Zajcek: Das ist schwer zu sagen. Im Sudan etwa wird die Scharia lockerer gehandhabt als in Saudi-Arabien. Im Zweifel muss man sich immer behaupten als Frau, klar. Für die Mission im Sudan muss man mindestens Offizier sein. Wenn eine Frau aber Offizier bei der Bundeswehr ist, dann hat sie schon sehr lange verstanden, wie man sich Respekt verschafft.
Die Welt: Auch wegen der Einsätze ist ein Privatleben oft schwierig. Ist das für die Frauen ein größeres Thema?
Zajcek: Nein, nein, also erst mal sind es die Männer, die das Privatleben im Zweifel nicht hinkriegen! Alle sind sie beruflich stark eingebunden. Aber die Soldatinnen sind in einem Männerklub unterwegs. Die Chance, einen zu treffen, der ihnen gefällt, ist sehr groß. Bei den Männern ist es genau umgekehrt.
Die Welt: Und wenn es um Familie geht?
Zajcek: Die Armee wird immer familienfreundlicher. Dass nicht nur Frauen, sondern auch Männer Erziehungsurlaub nehmen können, ist keine Frage mehr. Ich kenne einen Fregattenkapitän - der ranghöchste deutsche Militärangehörige, der je in Elternzeit gegangen ist -, der sagt: Das erste Kind habe ich nie gesehen, beim zweiten möchte ich jetzt alles richtig machen. Ich will nach Hause für zwei Jahre.
Die Welt: Aber eine Soldatin wird kaum sagen können: Das erste Kind habe ich nie gesehen.
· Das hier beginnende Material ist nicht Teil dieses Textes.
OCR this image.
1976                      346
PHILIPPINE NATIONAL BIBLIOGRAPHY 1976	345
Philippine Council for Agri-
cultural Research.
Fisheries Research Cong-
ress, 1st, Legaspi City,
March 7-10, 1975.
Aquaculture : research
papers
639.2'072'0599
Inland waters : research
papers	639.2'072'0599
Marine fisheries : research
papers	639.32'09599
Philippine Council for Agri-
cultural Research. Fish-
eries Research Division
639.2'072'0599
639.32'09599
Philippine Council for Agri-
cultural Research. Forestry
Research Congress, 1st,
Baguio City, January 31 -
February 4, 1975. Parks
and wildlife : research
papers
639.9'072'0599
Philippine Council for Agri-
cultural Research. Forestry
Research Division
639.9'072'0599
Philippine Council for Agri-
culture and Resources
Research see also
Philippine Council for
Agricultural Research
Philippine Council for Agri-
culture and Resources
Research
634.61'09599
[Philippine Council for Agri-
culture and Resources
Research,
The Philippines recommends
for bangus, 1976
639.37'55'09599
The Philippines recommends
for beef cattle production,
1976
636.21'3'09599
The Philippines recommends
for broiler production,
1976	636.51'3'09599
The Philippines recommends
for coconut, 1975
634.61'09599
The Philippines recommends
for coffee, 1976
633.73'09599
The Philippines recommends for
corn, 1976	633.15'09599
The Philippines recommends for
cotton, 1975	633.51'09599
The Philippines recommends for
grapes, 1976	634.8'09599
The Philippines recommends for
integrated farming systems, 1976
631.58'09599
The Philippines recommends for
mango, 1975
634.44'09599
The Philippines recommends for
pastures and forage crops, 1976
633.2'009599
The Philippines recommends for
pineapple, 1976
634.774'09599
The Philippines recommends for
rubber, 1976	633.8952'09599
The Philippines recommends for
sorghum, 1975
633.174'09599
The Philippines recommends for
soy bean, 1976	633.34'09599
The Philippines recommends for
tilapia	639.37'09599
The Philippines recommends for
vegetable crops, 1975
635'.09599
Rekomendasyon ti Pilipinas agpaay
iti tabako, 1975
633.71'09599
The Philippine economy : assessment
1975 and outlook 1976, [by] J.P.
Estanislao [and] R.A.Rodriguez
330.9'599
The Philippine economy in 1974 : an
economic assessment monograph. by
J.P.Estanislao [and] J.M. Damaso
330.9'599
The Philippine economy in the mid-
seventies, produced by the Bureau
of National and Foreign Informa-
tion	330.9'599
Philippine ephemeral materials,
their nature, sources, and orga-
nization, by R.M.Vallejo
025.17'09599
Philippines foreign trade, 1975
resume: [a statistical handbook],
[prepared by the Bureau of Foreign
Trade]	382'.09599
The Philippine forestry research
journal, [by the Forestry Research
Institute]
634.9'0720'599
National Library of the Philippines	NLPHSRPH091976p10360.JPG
Zajcek: Aber das Problem stellt sich ja auch in anderen Berufen, da sind die Unterschiede gar nicht so groß. Eins ist schon klar: Richtig Karriere kann man nur machen, sagen die Soldaten, wenn man zunächst die Familie hinten anstellt.
Die Welt: Haben Frauen die Bundeswehr verändert?
Zajcek: Ein bisschen, ja, denn, das haben mir viele Dienstälteste gesagt, der Umgangston ist besser geworden. Wenn Frauen dabei sind, achten die Männer mehr auf ihr Mundwerk. Und auf die Manieren - auch wenn mir das jetzt nicht immer so aufgefallen ist. Doch: Die freuen sich, dass Frauen eben ausgleichend wirken.